Description of problem:
When a volume attached to an active instance is migrated between NFS shares, sparseness is lost.
(This occurs on the customer site with NetApp, but the same principal should apply to any cinder driver that generally respects spareness, e.g. NFS)
The actual volume migration is orchestrated by cinder, but is actually acheived by delegating to nova via the swap_volume operation. Where libvirt is the hypervisor, this effectively boils down to the blockRebase operation. Maintaining sparseness in this context will also require changes to libvirt & qemu: https://bugzilla.redhat.com/1221468#c9
Steps to Reproduce:
1. Create a 1GB volume on NFS from the stock cirros image
2. Boot an instance from that volume, so that it's attached as the root volume
3. Check that the volume size on the disk is around 20MB
4. Migrate that volume to another NFS share
5. Check size again
The volume should remain the same size
The size is changed to ~1GB, which means the volume lost the sparseness.
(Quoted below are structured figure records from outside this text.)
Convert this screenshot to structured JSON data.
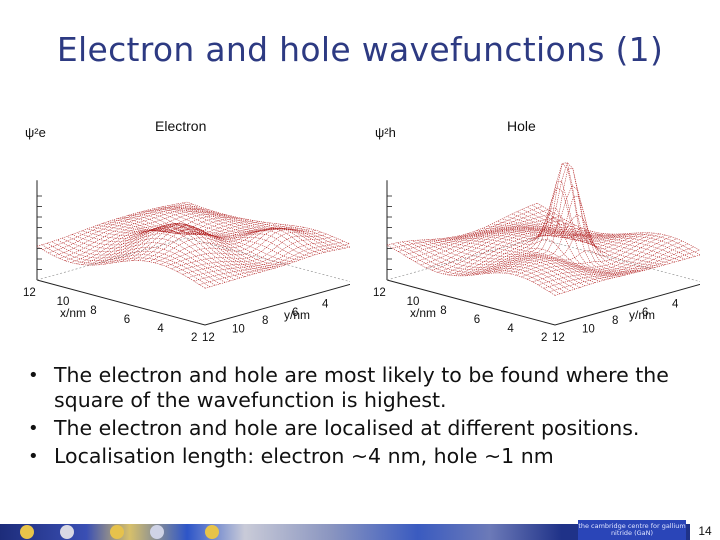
{
  "slide": {
    "title": "Electron and hole wavefunctions (1)",
    "page_number": "14"
  },
  "plots": [
    {
      "id": "electron",
      "title": "Electron",
      "z_label": "ψ²e",
      "x_axis_label": "x/nm",
      "y_axis_label": "y/nm",
      "x_ticks": [
        "12",
        "10",
        "8",
        "6",
        "4",
        "2"
      ],
      "y_ticks": [
        "12",
        "10",
        "8",
        "6",
        "4",
        "2"
      ],
      "surface_color": "#b22222"
    },
    {
      "id": "hole",
      "title": "Hole",
      "z_label": "ψ²h",
      "x_axis_label": "x/nm",
      "y_axis_label": "y/nm",
      "x_ticks": [
        "12",
        "10",
        "8",
        "6",
        "4",
        "2"
      ],
      "y_ticks": [
        "12",
        "10",
        "8",
        "6",
        "4",
        "2"
      ],
      "surface_color": "#b22222"
    }
  ],
  "bullets": [
    "The electron and hole are most likely to be found where the square of the wavefunction is highest.",
    "The electron and hole are localised at different positions.",
    "Localisation length: electron ~4 nm, hole ~1 nm"
  ],
  "footer": {
    "logo_text": "the cambridge centre for gallium nitride (GaN)"
  }
}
Cleaved off from BZ 1221468 to cover the active VM case (leaving the original bug to solely represent the case where the VM is inactive).
Note bug #1219541 is tracking at least a very similar issue for libvirt and qemu.
That bug is currently against the qemu component, though there is an upstream patch proposed against libvirt (though not yet merged):
(In reply to Pádraig Brady from comment #3)
> Note bug #1219541 is tracking at least a very similar issue for libvirt and
> That bug is currently against the qemu component, though there is an
> upstream patch proposed against libvirt (though not yet merged):
NB volume migration != guest migration.
Volume migration is the code using the driveMirror libvirt API, but that quoted patch is for guest migration.
Yes, this bug is purely for the online *volume* migration case.
The guest stays put, but the volume needed to be moved between cinder backends in order to balance across multiple NetApps (in the customer usecase).
live block volume migration has been disabled as of Kilo/RHOS 7 as per http://pad.lv/1398999
(and also in Juno if https://review.openstack.org/176768 is merged)
Enablement will require:
1. Changes to qemu to detect zeros on NFS and propagate as holes
2. API changes to libvirt to make the operation safe
3. Nova changes to renable the feature and use the newer libvirt APIs
(tracked in this bug)
@pbrady, once again that (In reply to Pádraig Brady from comment #6)
> live block volume migration has been disabled as of Kilo/RHOS 7 as per
> (and also in Juno if https://review.openstack.org/176768 is merged)
These are again about *live migration* with block storage copy. ie the VM is relocated from one host to another host, and the storage is copied.
This bug is about volume migration. The VM stays running on the current host, and the volume is swapped out from beneath it.
Development is continuing in qemu, with another solution proposed, which is however a bit more invasive:
http://git.qemu.org/?p=qemu.git;a=commitdiff;h=v2.3.0-1612-g0fc9f8e is scheduled to be backported next week to address this
So this is still predicated on work in two lower layer components:
(1) [libvirt] https://bugzilla.redhat.com/show_bug.cgi?id=1297255 —
add possibility to sparsify image during block copy
(2) [QEMU] https://bugzilla.redhat.com/show_bug.cgi?id=1533975 —
detect-zeroes=unmap/on does not produce a sparse file on NFS v4.1
when attempting blockdev/drive-mirror
I am closing this bug as it has not been addressed for a very long time. Please feel free to reopen if it is still relevant.